Last week, at Mad*Pow’s annual Health Experience Design Conference, someone asked me “what is the correlation between health literacy and social determinants of health?” This was during a workshop on health literacy and plain language.
This isn’t a simple question to answer, so let’s explore it.
Social Determinants of Health
What are social determinants of health? The CDC explains them as “conditions in the places where people live, learn, work, and play [that] affect a wide range of health risks and outcomes.”
As detailed by the WHO, the determinants of health include:
- the social and economic environment,
- the physical environment, and
- the person’s individual characteristics and behaviors.
These determinants may include things such as income and social status, employment, special supports, and access to health services.
Is Health Literacy a Social Determinant?
From Geriatric Nursing Volume 38, Issue 4:
“According to research,inadequate Health Literacymore strongly predicts health status than age, income, education, or race.”Geriatric Nursing Volume 38, Issue 4
Yet I do not consider health literacy a social determinant. My rationale is that social determinants are social, economic, and cultural. Health literacy is affected by social determinants. Thus, when we say that health literacy is a stronger predictor of health status than income, we should acknowledge that income may be a determining factor in health literacy!

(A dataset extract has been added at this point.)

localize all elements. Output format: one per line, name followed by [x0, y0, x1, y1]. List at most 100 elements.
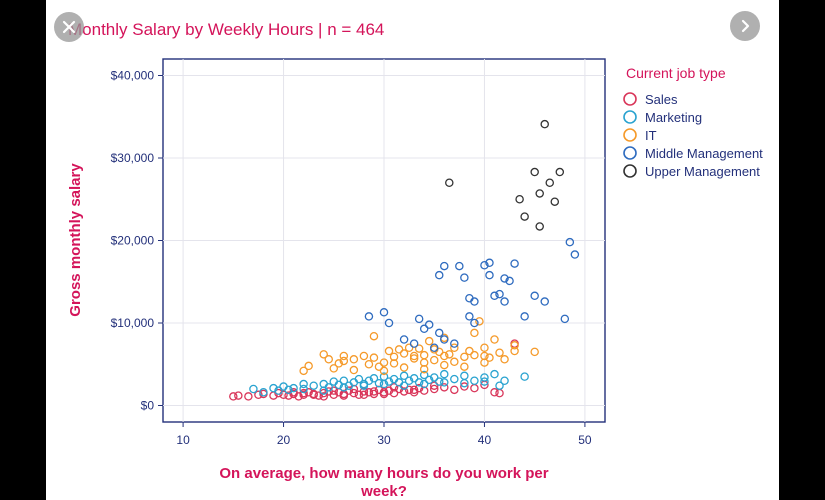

What’s more, health literacy is a result of poor communication on the part of providers and healthcare communicators. If our patients have poor health literacy, it is because we are not speaking in an understandable way.
Health literacy should be something that can transcend social determinants. We as communicators should create easily readable, easily understandable information, so that social factors do not determine health literacy.
What Can You Do?
If you are a content strategist, a health literacy advocate, or a healthcare provider, there is a lot you can do.
- Get familiar with the levels of health literacy.
- Learn about plain language. It’s a necessity for basic health literacy.
- Think about ways to make content visual. Not everything should be words!
Together, we can create a more health literate – and thus healthier – world.